Sabtu, 01 Oktober 2016 |

Gaun Pengantin

Pagi hari di asrama Darul Iman,

“akhwat waktu tinggal 2 menit lagi yang sudah siap kumpul di depan aula yaa” teriak mudarisah asrama kami.
“akhawat ayoo cepat sudah jam 08.00, sepuluh hitungan mundur ya.... sepuluh... “bentar ustadzah” teriak salah seorang santri. Kemudian hitungan itu berlanjut kembali hingga “sembilan... delapan........... lima........ tiga....dua...satu” terbayangkan bahwa pada detik-detik itu kita (santri akhwat) sedang rempong-rempongnya ada yang berkerudung, ada yang pake kaos kaki, ada yang nyari sepatu, ada yang sudah jalan menuruni anak tangga dan semuanya dilakukan dengan gerak cepat. Karena kami tak mau menerima “iqob” (hukuman) yang akan diberikan pihak keamanan yaitu push-up 20 kali.

Hari ini kami akan mengikuti manasik haji dan umroh yang diselenggarakan pihak pesantren untuk seluruh santri program yang ada di Daarut Tauhiid. Sehingga berlakulah kewajiban untuk mengenakan baju yang serba putih.

Maka aku yang telah lebih dulu siap, telah menunggu sampai semua santri berkumpul di halaman asrama, tepatnya lantai satu asrama Daarul Iman. Kemudian aku sebagai salahsatu santri senior ditunjuk untuk mempimpin do’a. Kamipun berdoa bersama dan saling menasihati untuk meluruskan niat, juga agar berazam untuk bersungguh-sungguh mengikuti manasik ini agar Allah menghendaki para santri untuk bisa benar-benar diundang ke Baitullah.

Selesai berdo’a. “Silahkan semuanya langsung menuju DOM Sentral 5” ungkap ustadzah kami.
Setelah hampir semua santri beranjak menuju DOM, hanya terisa aku dan dua sabatku dihalaman itu.

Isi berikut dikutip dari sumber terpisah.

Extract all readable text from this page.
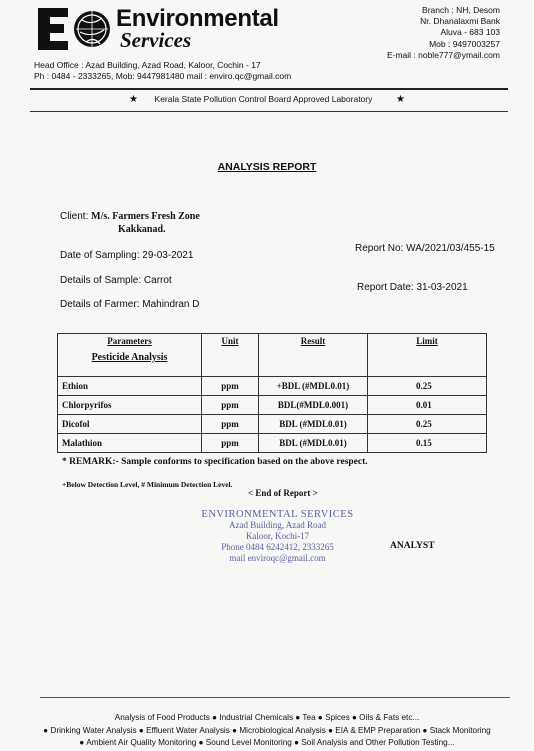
Environmental
Services
Branch : NH, Desom
Nr. Dhanalaxmi Bank
Aluva - 683 103
Mob : 9497003257
E-mail : noble777@ymail.com
Head Office : Azad Building, Azad Road, Kaloor, Cochin - 17
Ph : 0484 - 2333265, Mob: 9447981480 mail : enviro.qc@gmail.com
★ Kerala State Pollution Control Board Approved Laboratory ★
ANALYSIS REPORT
Client: M/s. Farmers Fresh Zone
Kakkanad.
Date of Sampling: 29-03-2021
Report No: WA/2021/03/455-15
Details of Sample: Carrot
Report Date: 31-03-2021
Details of Farmer: Mahindran D
Parameters
Pesticide Analysis	Unit	Result	Limit
Ethion	ppm	+BDL (#MDL0.01)	0.25
Chlorpyrifos	ppm	BDL(#MDL0.001)	0.01
Dicofol	ppm	BDL (#MDL0.01)	0.25
Malathion	ppm	BDL (#MDL0.01)	0.15
* REMARK:- Sample conforms to specification based on the above respect.
+Below Detection Level, # Minimum Detection Level.
< End of Report >
ENVIRONMENTAL SERVICES
Azad Building, Azad Road
Kaloor, Kochi-17
Phone 0484 6242412, 2333265
mail enviroqc@gmail.com
ANALYST
Analysis of Food Products ● Industrial Chemicals ● Tea ● Spices ● Oils & Fats etc...
● Drinking Water Analysis ● Effluent Water Analysis ● Microbiological Analysis ● EIA & EMP Preparation ● Stack Monitoring
● Ambient Air Quality Monitoring ● Sound Level Monitoring ● Soil Analysis and Other Pollution Testing...
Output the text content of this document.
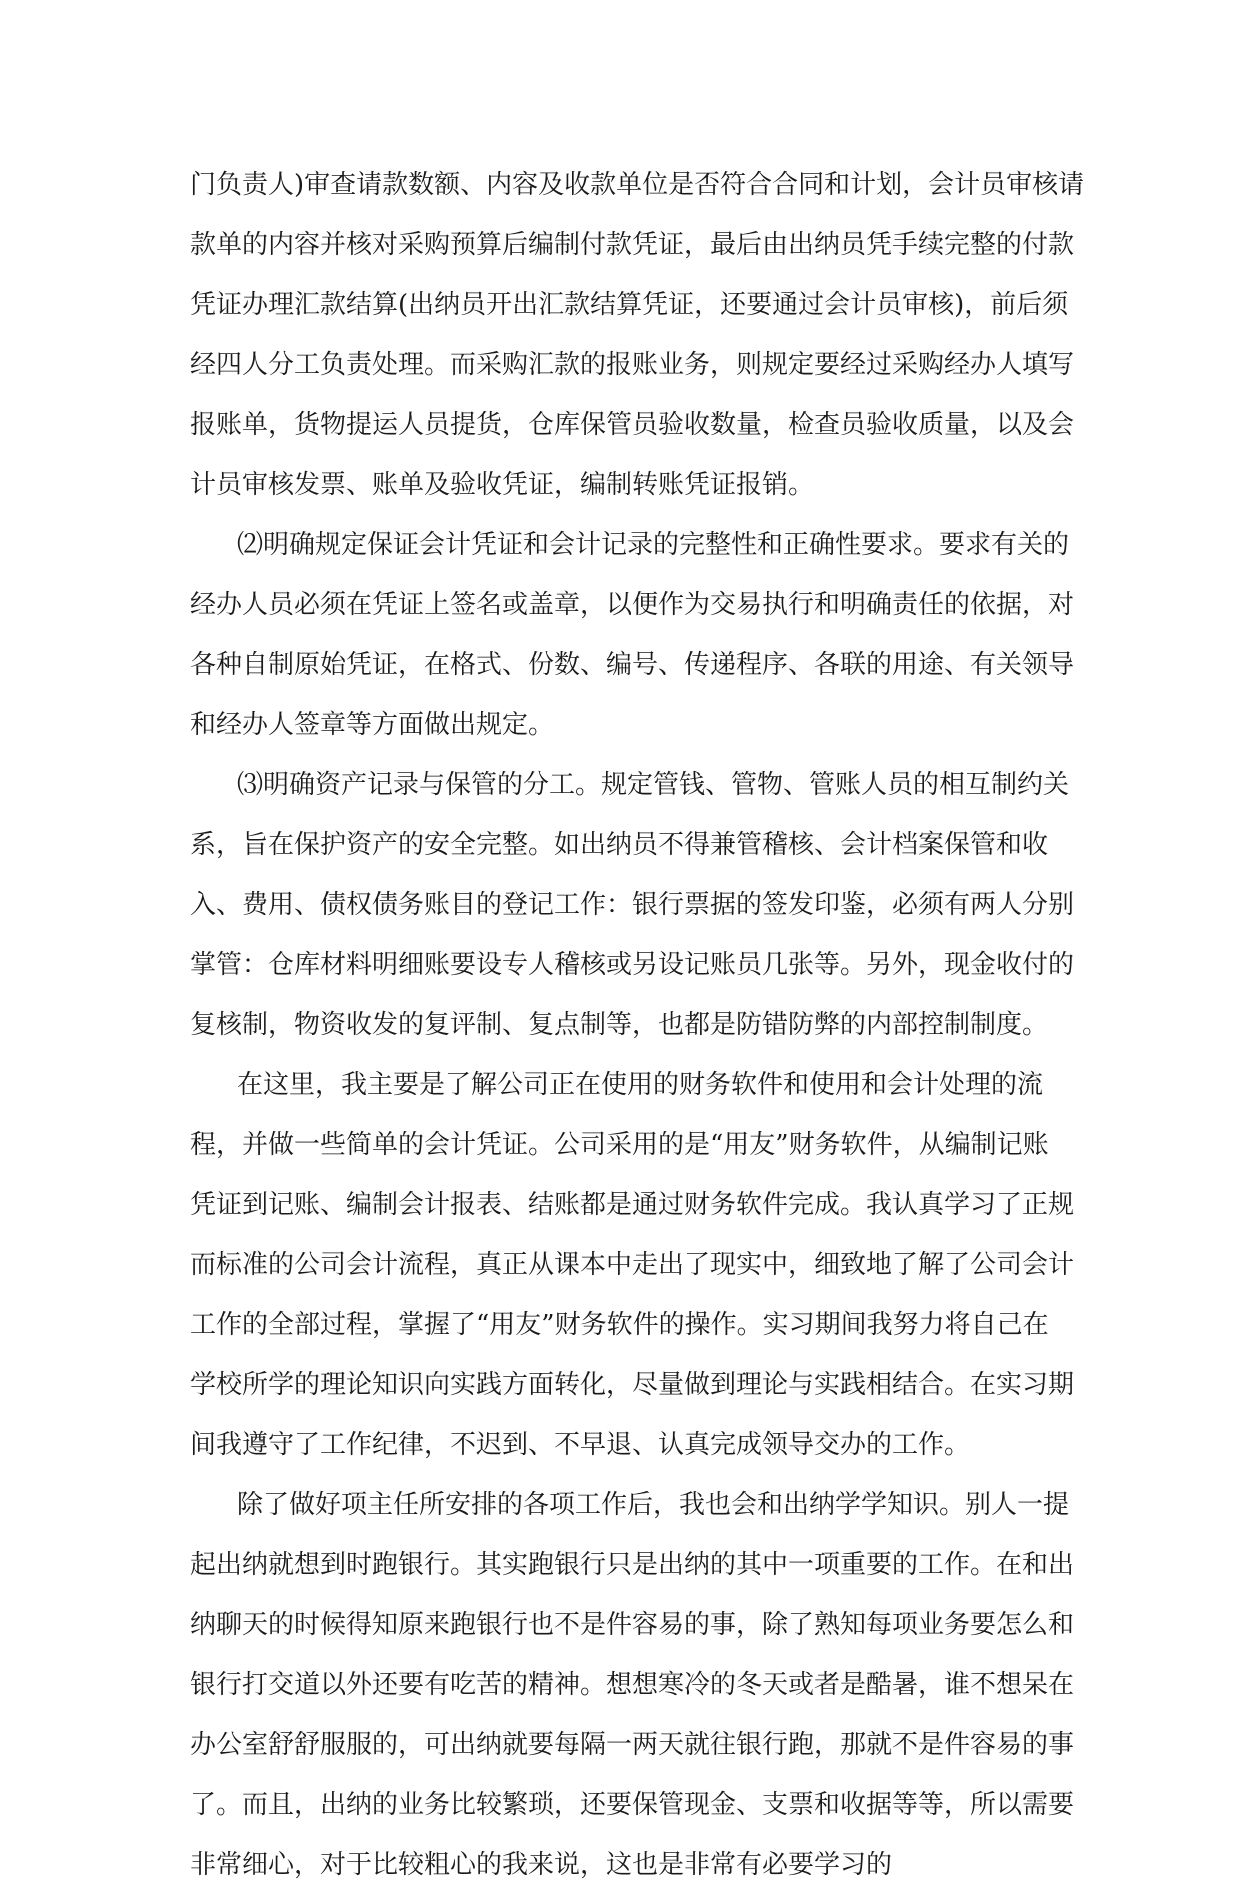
门负责人)审查请款数额、内容及收款单位是否符合合同和计划，会计员审核请
款单的内容并核对采购预算后编制付款凭证，最后由出纳员凭手续完整的付款
凭证办理汇款结算(出纳员开出汇款结算凭证，还要通过会计员审核)，前后须
经四人分工负责处理。而采购汇款的报账业务，则规定要经过采购经办人填写
报账单，货物提运人员提货，仓库保管员验收数量，检查员验收质量，以及会
计员审核发票、账单及验收凭证，编制转账凭证报销。
⑵明确规定保证会计凭证和会计记录的完整性和正确性要求。要求有关的
经办人员必须在凭证上签名或盖章，以便作为交易执行和明确责任的依据，对
各种自制原始凭证，在格式、份数、编号、传递程序、各联的用途、有关领导
和经办人签章等方面做出规定。
⑶明确资产记录与保管的分工。规定管钱、管物、管账人员的相互制约关
系，旨在保护资产的安全完整。如出纳员不得兼管稽核、会计档案保管和收
入、费用、债权债务账目的登记工作：银行票据的签发印鉴，必须有两人分别
掌管：仓库材料明细账要设专人稽核或另设记账员几张等。另外，现金收付的
复核制，物资收发的复评制、复点制等，也都是防错防弊的内部控制制度。
在这里，我主要是了解公司正在使用的财务软件和使用和会计处理的流
程，并做一些简单的会计凭证。公司采用的是“用友”财务软件，从编制记账
凭证到记账、编制会计报表、结账都是通过财务软件完成。我认真学习了正规
而标准的公司会计流程，真正从课本中走出了现实中，细致地了解了公司会计
工作的全部过程，掌握了“用友”财务软件的操作。实习期间我努力将自己在
学校所学的理论知识向实践方面转化，尽量做到理论与实践相结合。在实习期
间我遵守了工作纪律，不迟到、不早退、认真完成领导交办的工作。
除了做好项主任所安排的各项工作后，我也会和出纳学学知识。别人一提
起出纳就想到时跑银行。其实跑银行只是出纳的其中一项重要的工作。在和出
纳聊天的时候得知原来跑银行也不是件容易的事，除了熟知每项业务要怎么和
银行打交道以外还要有吃苦的精神。想想寒冷的冬天或者是酷暑，谁不想呆在
办公室舒舒服服的，可出纳就要每隔一两天就往银行跑，那就不是件容易的事
了。而且，出纳的业务比较繁琐，还要保管现金、支票和收据等等，所以需要
非常细心，对于比较粗心的我来说，这也是非常有必要学习的
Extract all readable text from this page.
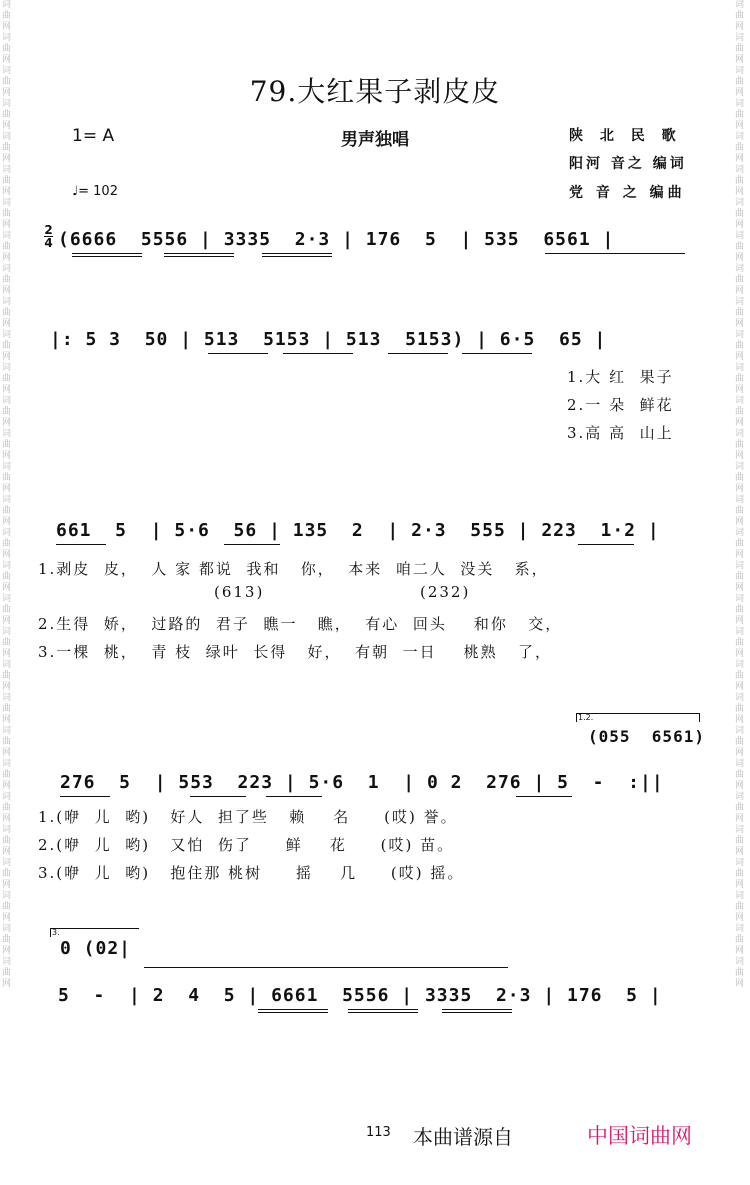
词曲网词曲网词曲网词曲网词曲网词曲网词曲网词曲网词曲网词曲网词曲网词曲网词曲网词曲网词曲网词曲网词曲网词曲网词曲网词曲网词曲网词曲网词曲网词曲网词曲网词曲网词曲网词曲网词曲网词曲网
词曲网词曲网词曲网词曲网词曲网词曲网词曲网词曲网词曲网词曲网词曲网词曲网词曲网词曲网词曲网词曲网词曲网词曲网词曲网词曲网词曲网词曲网词曲网词曲网词曲网词曲网词曲网词曲网词曲网词曲网
79.大红果子剥皮皮
1= A	男声独唱
♩= 102
陕 北 民 歌
阳河 音之 编词
党 音 之 编曲
2
4 (6666  5556 | 3335  2·3 | 176  5  | 535  6561 |
|: 5 3  50 | 513  5153 | 513  5153) | 6·5  65 |
1.大 红  果子
2.一 朵  鲜花
3.高 高  山上
661  5  | 5·6  56 | 135  2  | 2·3  555 | 223  1·2 |
1.剥皮  皮，  人 家 都说  我和   你，  本来  咱二人  没关   系，
(613)                       (232)
2.生得  娇，  过路的  君子  瞧一   瞧，  有心  回头    和你   交，
3.一棵  桃，  青 枝  绿叶  长得   好，  有朝  一日    桃熟   了，
1.2.
(055  6561)
276  5  | 553  223 | 5·6  1  | 0 2  276 | 5  -  :||
1.(咿  儿  哟)   好人  担了些   赖    名     (哎) 誉。
2.(咿  儿  哟)   又怕  伤了     鲜    花     (哎) 苗。
3.(咿  儿  哟)   抱住那 桃树     摇    几     (哎) 摇。
3.
0 (02|
5  -  | 2  4  5 | 6661  5556 | 3335  2·3 | 176  5 |
113 本曲谱源自	中国词曲网
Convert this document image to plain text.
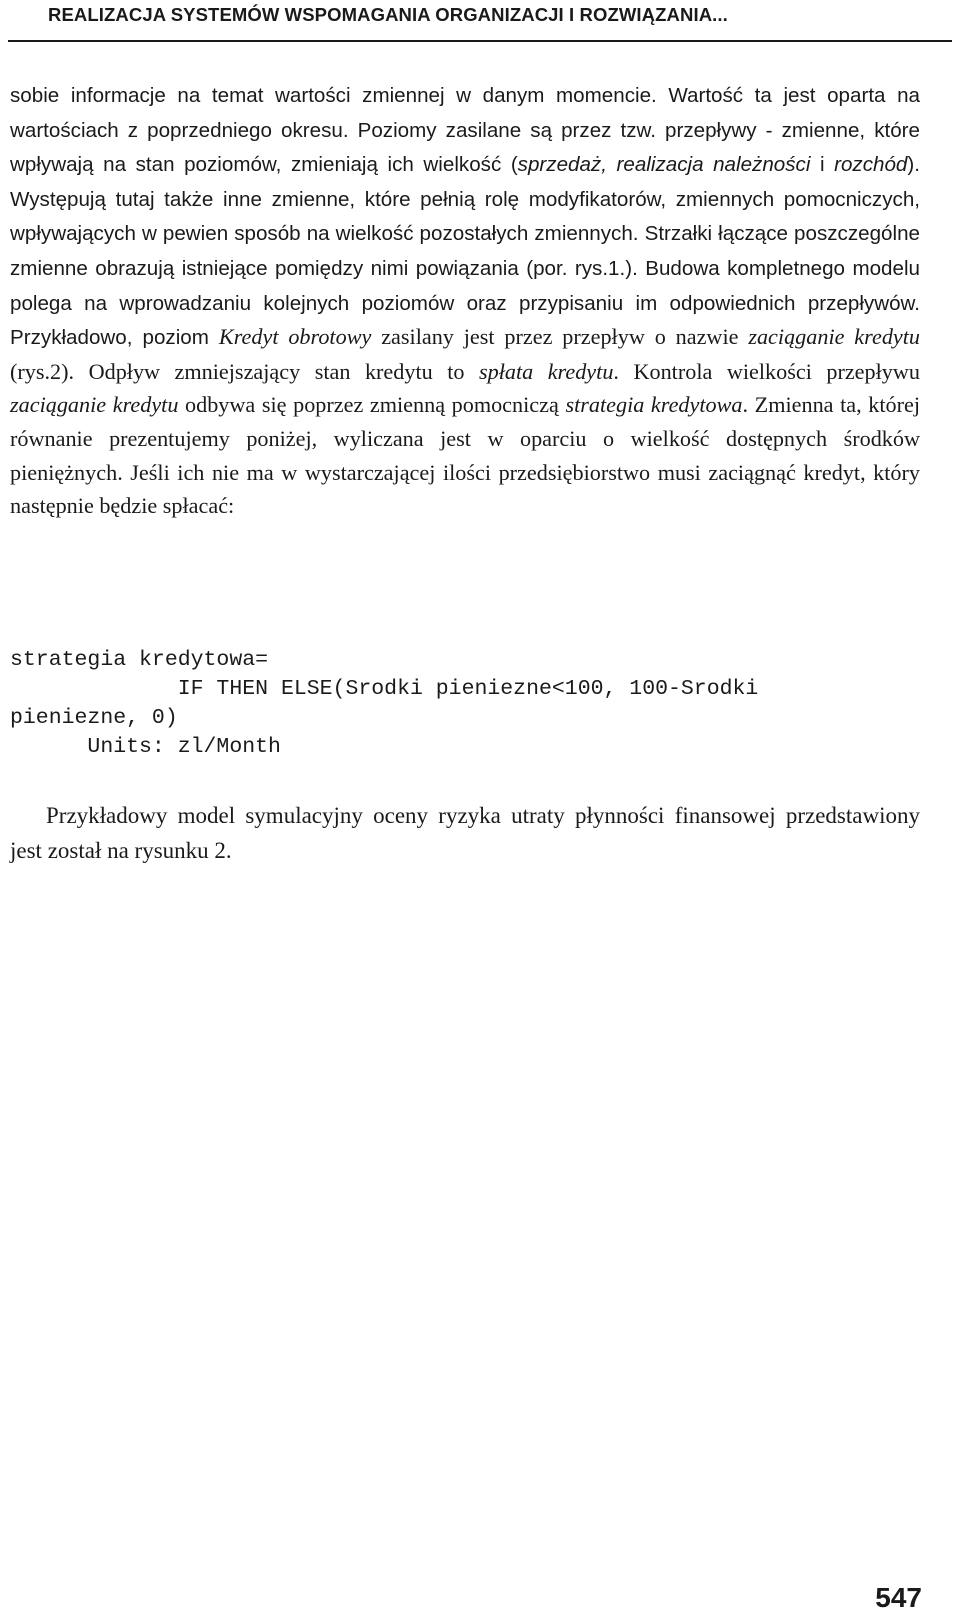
REALIZACJA SYSTEMÓW WSPOMAGANIA ORGANIZACJI I ROZWIĄZANIA...
sobie informacje na temat wartości zmiennej w danym momencie. Wartość ta jest oparta na wartościach z poprzedniego okresu. Poziomy zasilane są przez tzw. przepływy - zmienne, które wpływają na stan poziomów, zmieniają ich wielkość (sprzedaż, realizacja należności i rozchód). Występują tutaj także inne zmienne, które pełnią rolę modyfikatorów, zmiennych pomocniczych, wpływających w pewien sposób na wielkość pozostałych zmiennych. Strzałki łączące poszczególne zmienne obrazują istniejące pomiędzy nimi powiązania (por. rys.1.). Budowa kompletnego modelu polega na wprowadzaniu kolejnych poziomów oraz przypisaniu im odpowiednich przepływów. Przykładowo, poziom Kredyt obrotowy zasilany jest przez przepływ o nazwie zaciąganie kredytu (rys.2). Odpływ zmniejszający stan kredytu to spłata kredytu. Kontrola wielkości przepływu zaciąganie kredytu odbywa się poprzez zmienną pomocniczą strategia kredytowa. Zmienna ta, której równanie prezentujemy poniżej, wyliczana jest w oparciu o wielkość dostępnych środków pieniężnych. Jeśli ich nie ma w wystarczającej ilości przedsiębiorstwo musi zaciągnąć kredyt, który następnie będzie spłacać:
strategia kredytowa=
IF THEN ELSE(Srodki pieniezne<100, 100-Srodki
pieniezne, 0)
Units: zl/Month
Przykładowy model symulacyjny oceny ryzyka utraty płynności finansowej przedstawiony jest został na rysunku 2.
547
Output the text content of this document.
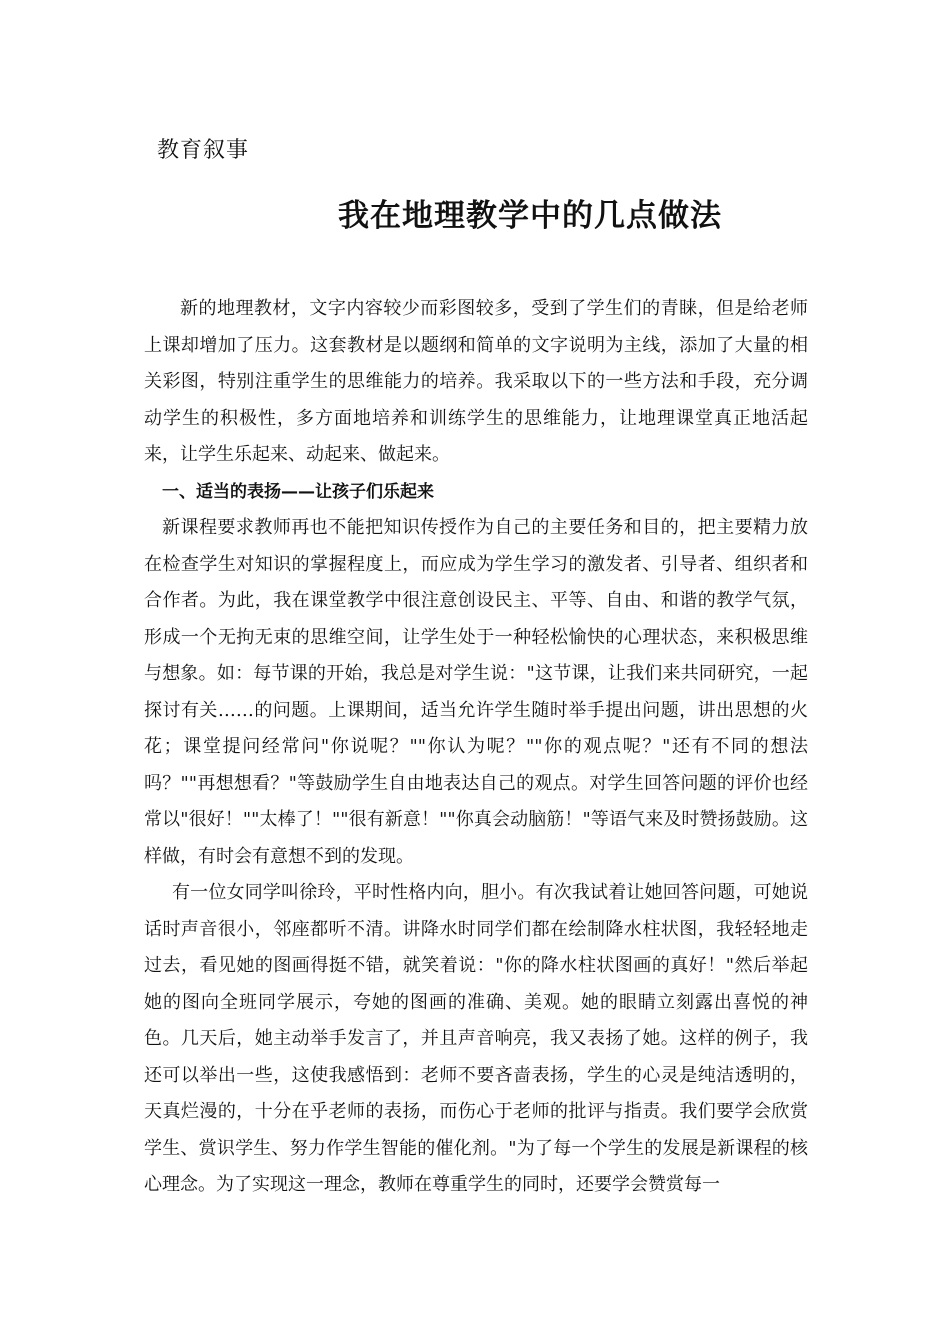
教育叙事
我在地理教学中的几点做法

新的地理教材，文字内容较少而彩图较多，受到了学生们的青睐，但是给老师上课却增加了压力。这套教材是以题纲和简单的文字说明为主线，添加了大量的相关彩图，特别注重学生的思维能力的培养。我采取以下的一些方法和手段，充分调动学生的积极性，多方面地培养和训练学生的思维能力，让地理课堂真正地活起来，让学生乐起来、动起来、做起来。

一、适当的表扬——让孩子们乐起来

新课程要求教师再也不能把知识传授作为自己的主要任务和目的，把主要精力放在检查学生对知识的掌握程度上，而应成为学生学习的激发者、引导者、组织者和合作者。为此，我在课堂教学中很注意创设民主、平等、自由、和谐的教学气氛，形成一个无拘无束的思维空间，让学生处于一种轻松愉快的心理状态，来积极思维与想象。如：每节课的开始，我总是对学生说："这节课，让我们来共同研究，一起探讨有关……的问题。上课期间，适当允许学生随时举手提出问题，讲出思想的火花；课堂提问经常问"你说呢？""你认为呢？""你的观点呢？"还有不同的想法吗？""再想想看？"等鼓励学生自由地表达自己的观点。对学生回答问题的评价也经常以"很好！""太棒了！""很有新意！""你真会动脑筋！"等语气来及时赞扬鼓励。这样做，有时会有意想不到的发现。

有一位女同学叫徐玲，平时性格内向，胆小。有次我试着让她回答问题，可她说话时声音很小，邻座都听不清。讲降水时同学们都在绘制降水柱状图，我轻轻地走过去，看见她的图画得挺不错，就笑着说："你的降水柱状图画的真好！"然后举起她的图向全班同学展示，夸她的图画的准确、美观。她的眼睛立刻露出喜悦的神色。几天后，她主动举手发言了，并且声音响亮，我又表扬了她。这样的例子，我还可以举出一些，这使我感悟到：老师不要吝啬表扬，学生的心灵是纯洁透明的，天真烂漫的，十分在乎老师的表扬，而伤心于老师的批评与指责。我们要学会欣赏学生、赏识学生、努力作学生智能的催化剂。"为了每一个学生的发展是新课程的核心理念。为了实现这一理念，教师在尊重学生的同时，还要学会赞赏每一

“Teh ini mah baju pengantin ya” ucapku sambil memandang gamis yang dikenakan oleh Tania.
“ia teh” ucap dia sambil tersenyum lebar. “Tadinya aku kan mau menikah selepas Ramdhan tahun ini, tapi apa mau dikata ternyata belum waktunya.”
“MasyaAllah ternyata sudah sampai bikin gaun segala” ucapku spontan. Aku tahu tentang gagalnya rencana pernikahan Tania yang telah sangat dia idamkan. Aku tahu bagaimana keraguannya dengan ikhwan yang dia pilih sendiri tp harus berakhir setelahnya ada khitbah. Hanya saja aku tak menyangka kalau dia sudah sampai bikin baju nikah, karena pada waktu itu masih lama menuju pernikahan (sudah khitbah namun belum menentukan tanggal).

Beberapa jam selanjutnya berlangsunglah kegiatan manasik Haji dan Umroh tersebut yang bertempat di Aula Daarul Hajj. Santri Akhwat berpakaian serba putih sedangkan santri ikhwan hanya berbusanakan kain ihrom. Tentunya tidak lepas syal sebagai tanda pengenal program yang santri ikuti. Hingga tiba waktu sore pada rangkaian ibadah Mabit di Muzdalifah. Sehingga kami melakukan perjalanan yang dari mesjid DT (sebagai Arofah) ke mesjid Lukmanul Hakim di kampus Polban (sebagai Muzdalifah) untuk untuk kami melakukan mabit disana (sekaligus mabit dalam arti sebenarnya).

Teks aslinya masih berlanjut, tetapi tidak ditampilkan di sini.